From Royal Patronage to Public Spectacle: Ramlila in Post-Mughal Delhi
After the fall of the Mughal Empire, Ramlila performances gradually moved from the Yamuna banks behind the Red Fort to new public stages. The venue shifted first to Tees Hazari Bagh and later outside Ajmeri Gate, eventually settling at Ramlila Maidan. Industrialists, notably the Shri Ram family of Delhi Cloth Mills, sponsored productions, introducing innovations like revolving stages and spectacular aerial effects. One of the most memorable was Hanuman “flying” over the audience, suspended on wires, thrilling spectators as he swooped across the stage, embodying the epic’s grandeur and heroic drama. Committees formalised the organisation of performances, turning a once-spontaneous carnival into structured theatre.

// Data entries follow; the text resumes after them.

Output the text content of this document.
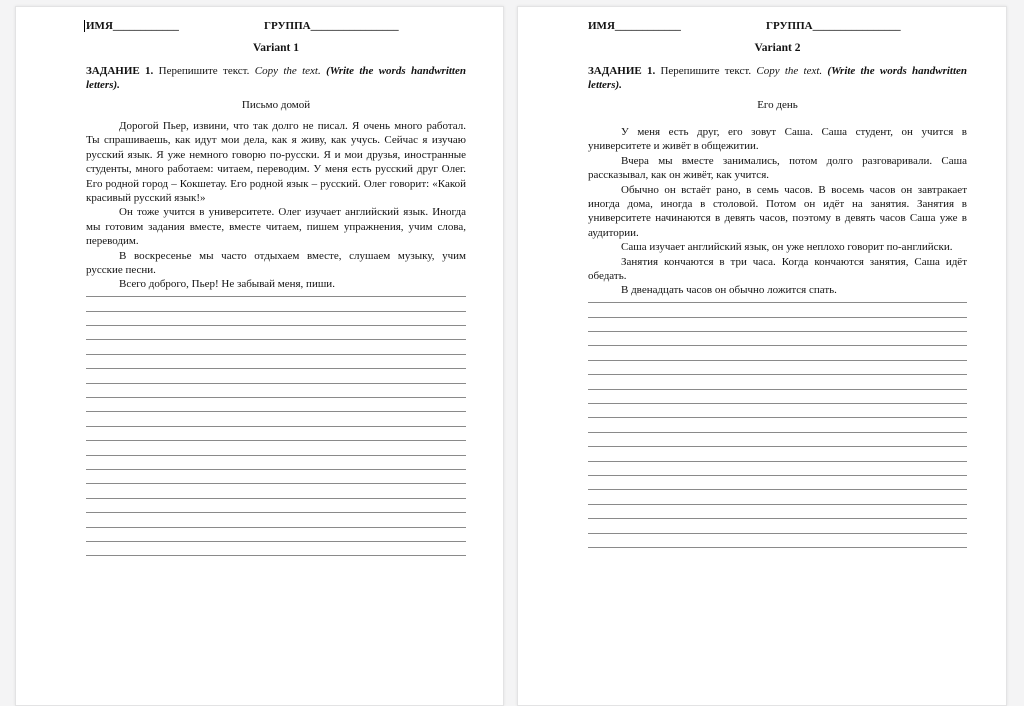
ИМЯ____________	ГРУППА________________
Variant 1
ЗАДАНИЕ 1. Перепишите текст. Copy the text. (Write the words handwritten letters).
Письмо домой

Дорогой Пьер, извини, что так долго не писал. Я очень много работал. Ты спрашиваешь, как идут мои дела, как я живу, как учусь. Сейчас я изучаю русский язык. Я уже немного говорю по-русски. Я и мои друзья, иностранные студенты, много работаем: читаем, переводим. У меня есть русский друг Олег. Его родной город – Кокшетау. Его родной язык – русский. Олег говорит: «Какой красивый русский язык!»

Он тоже учится в университете. Олег изучает английский язык. Иногда мы готовим задания вместе, вместе читаем, пишем упражнения, учим слова, переводим.

В воскресенье мы часто отдыхаем вместе, слушаем музыку, учим русские песни.

Всего доброго, Пьер! Не забывай меня, пиши.

ИМЯ____________	ГРУППА________________
Variant 2
ЗАДАНИЕ 1. Перепишите текст. Copy the text. (Write the words handwritten letters).
Его день

У меня есть друг, его зовут Саша. Саша студент, он учится в университете и живёт в общежитии.

Вчера мы вместе занимались, потом долго разговаривали. Саша рассказывал, как он живёт, как учится.

Обычно он встаёт рано, в семь часов. В восемь часов он завтракает иногда дома, иногда в столовой. Потом он идёт на занятия. Занятия в университете начинаются в девять часов, поэтому в девять часов Саша уже в аудитории.

Саша изучает английский язык, он уже неплохо говорит по-английски.

Занятия кончаются в три часа. Когда кончаются занятия, Саша идёт обедать.

В двенадцать часов он обычно ложится спать.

Over the last six decades, Ramlila in Delhi has grown in scale, spectacle, and budget, yet it continues to draw on centuries of tradition—from Mughal-era patronage to modern civic participation. The festival remains a living bridge between past and present, royal and popular, ritual and performance. Even as technology, urbanisation, and formalisation have changed the way the Ramayana is staged, the heart of the celebration endures: a city coming together to witness a story of devotion, courage, and triumph, echoing the magic of Dussehra through generations.
References
Bhattacharya, Abira. “The Visualisation of Ramayana in the Mughal Paintings under Akbar’s Patronage.” [Journal/Book details if available].

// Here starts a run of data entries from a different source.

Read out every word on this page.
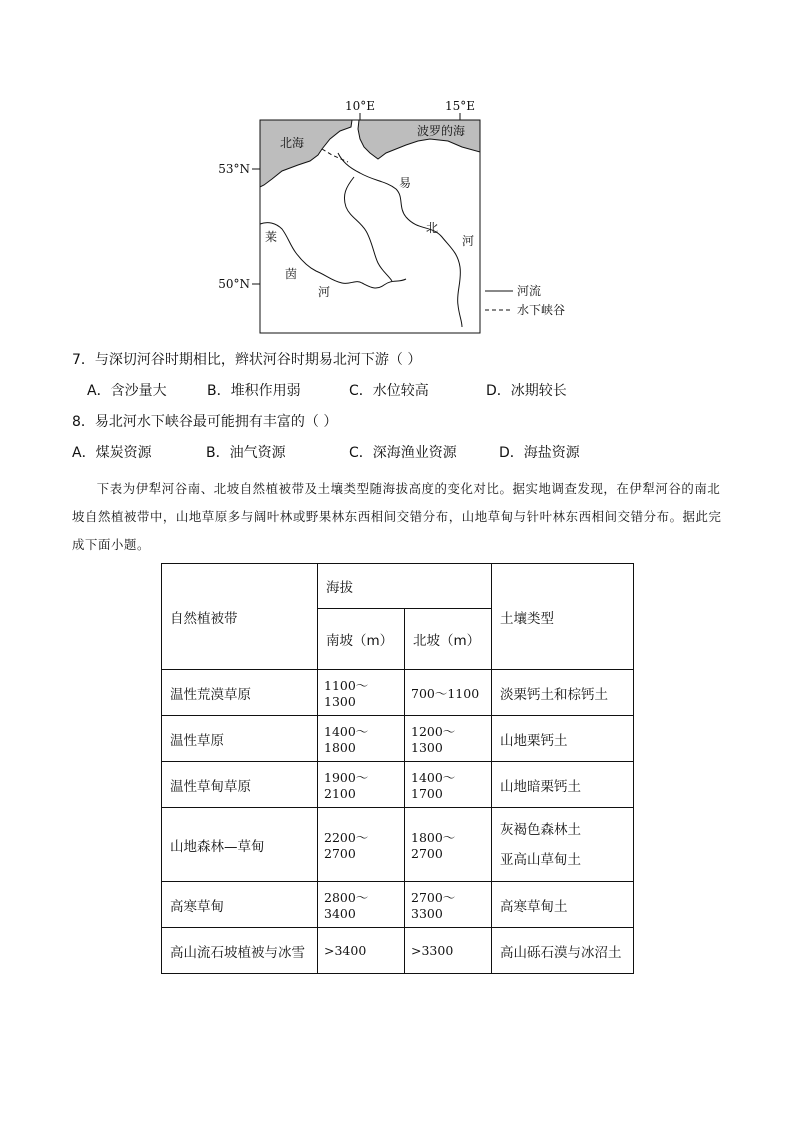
10°E	15°E
53°N
50°N
北海
波罗的海
易
北
河
莱
茵
河	河流
水下峡谷
7．与深切河谷时期相比，辫状河谷时期易北河下游（ ）
A．含沙量大	B．堆积作用弱	C．水位较高	D．冰期较长
8．易北河水下峡谷最可能拥有丰富的（ ）
A．煤炭资源	B．油气资源	C．深海渔业资源	D．海盐资源

下表为伊犁河谷南、北坡自然植被带及土壤类型随海拔高度的变化对比。据实地调查发现，在伊犁河谷的南北坡自然植被带中，山地草原多与阔叶林或野果林东西相间交错分布，山地草甸与针叶林东西相间交错分布。据此完成下面小题。

自然植被带	海拔		土壤类型
	南坡（m）	北坡（m）	
温性荒漠草原	1100～1300	700～1100	淡栗钙土和棕钙土
温性草原	1400～1800	1200～1300	山地栗钙土
温性草甸草原	1900～2100	1400～1700	山地暗栗钙土
山地森林—草甸	2200～2700	1800～2700	灰褐色森林土
亚高山草甸土

高寒草甸	2800～3400	2700～3300	高寒草甸土
高山流石坡植被与冰雪	>3400	>3300	高山砾石漠与冰沼土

Das, Asok Kumar. “Akbar’s Imperial Ramayana: A Mughal Persian Manuscript.” The Legend of Rama: Artistic Visions, edited by Vidya Dehejia, Marg Publications, 1994.
Hajianfard, Ramin. “Mughal Miniature Painting: An Analytical Study of the Akbar’s Ramayana.” Kupas Seni, vol. 11, 2023, pp. 53–66. https://doi.org/10.37134/kupasseni.vol11.2.6.2023.
Nazim, Yusra. “The Cultural Mosaic of Dussehra in Old Delhi.” The Patriot, 11 Oct. 2024, thepatriot.in/culture/the-cultural-mosaic-of-dussehra-in-old-delhi-59260.
Sultan, Parvez. “Mughals to Machines: How Ramlila Lived through Ages in Delhi’s Streets and Royal Courts.” Hindustan Times, 28 Sept. 2017, hindustantimes.com/delhi-news/mughals-to-machines-how-ramlila-lived-through-ages-in-delhi-s-streets-and-royal-courts/story-nU53QoKvBXq4TbxCPW84VK.html.
Seyller, John. “A Sub-Imperial Mughal Manuscript: The Ramayana of Abd Al-Rahim Khan Khanan.” The Legend of Rama: Artistic Visions, edited by Vidya Dehejia, Marg Publications, 1994.